I have a question about name-brand programs and fellowships. I know that there are a lot of pathologists on this board who say that the job market right now is terrible for pathologists. Do you think that going to a name brand program would significantly help someone during the job search? Also, does this apply to academic medicine as well (ie: getting a faculty position out of fellowship)?

Thanks so much.

Are you premed? If so, worry about getting in med school first. You are thinking waaay ahead. Whatever you do, always aim as high as you can and go to the best program/school you can. Also, it helps to be happy wherever you go.
 
Are you premed? If so, worry about getting in med school first. You are thinking waaay ahead. Whatever you do, always aim as high as you can and go to the best program/school you can. Also, it helps to be happy wherever you go.

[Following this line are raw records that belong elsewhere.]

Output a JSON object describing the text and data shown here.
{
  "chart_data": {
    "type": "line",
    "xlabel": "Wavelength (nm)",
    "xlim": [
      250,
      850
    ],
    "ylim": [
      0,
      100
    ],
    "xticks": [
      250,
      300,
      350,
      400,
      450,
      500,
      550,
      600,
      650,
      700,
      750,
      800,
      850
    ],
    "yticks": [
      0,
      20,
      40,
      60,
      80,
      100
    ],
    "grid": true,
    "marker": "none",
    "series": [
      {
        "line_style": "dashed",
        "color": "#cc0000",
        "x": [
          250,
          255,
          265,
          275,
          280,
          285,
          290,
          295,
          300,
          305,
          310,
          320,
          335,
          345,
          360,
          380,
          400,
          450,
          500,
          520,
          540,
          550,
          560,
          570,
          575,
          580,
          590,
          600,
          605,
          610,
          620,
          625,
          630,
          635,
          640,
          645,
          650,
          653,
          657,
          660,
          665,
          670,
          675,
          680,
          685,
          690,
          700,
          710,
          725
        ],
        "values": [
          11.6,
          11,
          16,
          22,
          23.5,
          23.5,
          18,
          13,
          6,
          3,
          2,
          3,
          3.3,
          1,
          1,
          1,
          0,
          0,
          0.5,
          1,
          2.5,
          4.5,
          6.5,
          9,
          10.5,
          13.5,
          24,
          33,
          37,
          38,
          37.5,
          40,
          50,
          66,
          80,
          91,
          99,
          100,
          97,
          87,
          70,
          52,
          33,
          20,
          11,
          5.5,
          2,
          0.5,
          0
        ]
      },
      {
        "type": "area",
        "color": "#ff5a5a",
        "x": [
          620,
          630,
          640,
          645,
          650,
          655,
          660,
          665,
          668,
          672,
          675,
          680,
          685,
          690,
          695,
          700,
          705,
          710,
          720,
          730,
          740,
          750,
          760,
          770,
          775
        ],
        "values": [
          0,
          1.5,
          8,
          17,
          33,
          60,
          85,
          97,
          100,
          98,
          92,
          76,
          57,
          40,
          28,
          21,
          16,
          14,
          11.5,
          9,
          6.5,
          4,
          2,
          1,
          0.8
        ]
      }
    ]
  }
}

Sorry about the status. I'm a 3rd year med student and I've been considering pathology since 2nd year. I"ll do a rotation in it in 4th year but, as you can imagine, I'm a bit eager to get information before then.
 
Better is better, just everyone's definition or list of better & best isn't identical. People keep trying to generate a list on this board and no-one seems to consistently agree beyond the concept that a small number of programs are so-called top-tier, a bunch of programs are mid-tier, and a small number are lower-tier. But beyond, I dunno, a half dozen or so programs it seems like everyone argues over where the lines are drawn -- and it probably doesn't matter. Everyone learns in different ways or gets frustrated/burned out by different things, which also makes certain programs better or worse for them as an individual. I think having a name brand generally helps and very rarely hurts, but as for how much and whether that's "significant" is a bit too vague. I tend to agree that it's worth aiming high, while realizing that any decent sized mid-range program isn't exactly hurting you in the long run either, so long as it reasonably suits you as a resident.